Fulton County is commonly thought to have been named after Robert Fulton, who demonstrated the importance of steam power for water transportation by sailing the steamboat Clermont from New York City to Albany, New York, in 1807. Recent research indicates, however, that the county was named for Hamilton Fulton, a railroad official who acted as surveyor for the Western and Atlantic Railroad and also as chief engineer of the state. After surveying the area, Fulton convinced state officials that a railroad, rather than a canal, should be constructed to connect Milledgeville, then the state capital, to Chattanooga, Tennessee. This event was a precursor of Fulton County’s prominence as a major transportation center.
During the Civil War (1861-65), Atlanta was a major arsenal, and Atlanta’s railroads were used to move supplies and munitions to the Confederate armies.

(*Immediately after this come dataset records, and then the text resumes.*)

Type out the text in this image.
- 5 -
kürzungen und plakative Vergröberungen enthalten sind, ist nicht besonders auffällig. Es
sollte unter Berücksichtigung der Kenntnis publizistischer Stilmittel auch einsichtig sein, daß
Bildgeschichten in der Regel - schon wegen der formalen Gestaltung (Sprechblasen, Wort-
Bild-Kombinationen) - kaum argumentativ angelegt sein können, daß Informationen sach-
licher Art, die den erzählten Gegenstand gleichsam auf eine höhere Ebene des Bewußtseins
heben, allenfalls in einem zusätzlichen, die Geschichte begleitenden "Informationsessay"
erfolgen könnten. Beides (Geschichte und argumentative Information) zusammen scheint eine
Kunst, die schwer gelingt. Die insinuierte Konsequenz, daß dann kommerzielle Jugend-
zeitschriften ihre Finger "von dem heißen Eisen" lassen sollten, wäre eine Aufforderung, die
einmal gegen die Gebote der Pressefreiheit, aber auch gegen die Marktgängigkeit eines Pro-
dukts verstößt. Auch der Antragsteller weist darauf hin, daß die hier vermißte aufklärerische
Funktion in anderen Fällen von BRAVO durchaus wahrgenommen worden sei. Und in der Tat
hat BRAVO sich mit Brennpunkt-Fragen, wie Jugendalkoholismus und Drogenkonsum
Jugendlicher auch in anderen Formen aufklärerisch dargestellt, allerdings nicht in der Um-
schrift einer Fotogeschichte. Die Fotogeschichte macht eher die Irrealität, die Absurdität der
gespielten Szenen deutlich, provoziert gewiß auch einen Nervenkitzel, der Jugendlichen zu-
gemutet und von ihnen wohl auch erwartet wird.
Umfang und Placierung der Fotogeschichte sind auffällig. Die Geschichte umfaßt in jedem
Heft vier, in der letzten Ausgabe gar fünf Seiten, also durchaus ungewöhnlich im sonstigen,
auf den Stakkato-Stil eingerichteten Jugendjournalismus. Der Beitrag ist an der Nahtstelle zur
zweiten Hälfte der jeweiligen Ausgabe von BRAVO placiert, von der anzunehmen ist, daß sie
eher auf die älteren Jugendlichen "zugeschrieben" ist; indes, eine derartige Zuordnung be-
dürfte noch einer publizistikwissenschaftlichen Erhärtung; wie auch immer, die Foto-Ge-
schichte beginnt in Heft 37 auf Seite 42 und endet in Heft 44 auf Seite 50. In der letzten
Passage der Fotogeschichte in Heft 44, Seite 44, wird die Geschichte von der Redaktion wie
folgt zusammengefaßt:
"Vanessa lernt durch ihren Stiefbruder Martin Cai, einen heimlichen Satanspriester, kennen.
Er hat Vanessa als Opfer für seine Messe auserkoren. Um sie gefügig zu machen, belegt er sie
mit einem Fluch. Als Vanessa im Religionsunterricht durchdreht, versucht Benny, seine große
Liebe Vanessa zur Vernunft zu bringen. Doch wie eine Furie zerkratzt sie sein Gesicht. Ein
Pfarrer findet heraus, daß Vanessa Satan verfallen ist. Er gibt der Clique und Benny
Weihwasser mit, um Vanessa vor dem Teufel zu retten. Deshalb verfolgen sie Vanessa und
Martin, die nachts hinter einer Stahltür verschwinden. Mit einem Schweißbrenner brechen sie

During the Atlanta campaign, Union general William T. Sherman sacked the city in 1864 because of its strategic importance. Atlanta recovered quickly and became the permanent state capital in 1868.
On January 1, 1932, Fulton County nearly tripled in size, to 528 square miles, when Campbell and Milton counties were added to Fulton. The consolidation was, in part, to help reduce the expense of running three county governments.
The twentieth century has seen Atlanta, and by extension Fulton County, become the leading distribution center for goods and services in the southeastern United States. It is also a major financial and telecommunications hub. Several prominent corporations, such as BellSouth (later AT&T), Coca-Cola, Georgia-Pacific, United Parcel Service, the Home Depot, and Delta Air Lines, are based in the county. In 1980 Atlanta businessman Ted Turner, owner of Turner Broadcasting System, decided to establish CNN, the first around-the-clock news service in the world, in his home city. Atlanta gained further international attention when it hosted the 1996 Olympic Games, and many of the events were held in the surrounding counties.
According to the 2010 U.S. census, Fulton has the largest population of any county in Georgia, with 920,581 inhabitants (an increase from the 2000 population of 816,006), approximately 10 percent of the state’s population. North Fulton County, or the “golden corridor,” was once an agricultural area. It is known today for its economic vitality and upscale living in the incorporated cities of Alpharetta, Mountain Park, Roswell, and Sandy Springs. In July 2006 two new cities, Johns Creek and Milton, were incorporated in north Fulton County. Incorporated cities in south Fulton County include College Park, East Point, Fairburn, Hapeville, Palmetto, and Union City. In 2007 south Fulton residents voted to create a new city, Chattahoochee Hill Country. The following year the name was changed to Chattahoochee Hills.
Notable individuals from Fulton County include the civil rights leader and Nobel Prize winner Martin Luther King Jr.; the writers Margaret Mitchell and Anne Rivers Siddons; golfer Bobby Jones; and Helen Douglas Mankin, the first U.S. congresswoman from Georgia.
Places of interest include the state capitol, the Governor’s Mansion, the High Museum of Art, the Atlanta History Center, the Jimmy Carter Library and Museum, the Fox Theatre, the World of Coca-Cola Museum, Zoo Atlanta, Wren’s Nest (home of “Uncle Remus“), the Auburn Avenue Research Library, and Bulloch Hall, home of Mittie Bulloch, mother of U.S. president Theodore Roosevelt.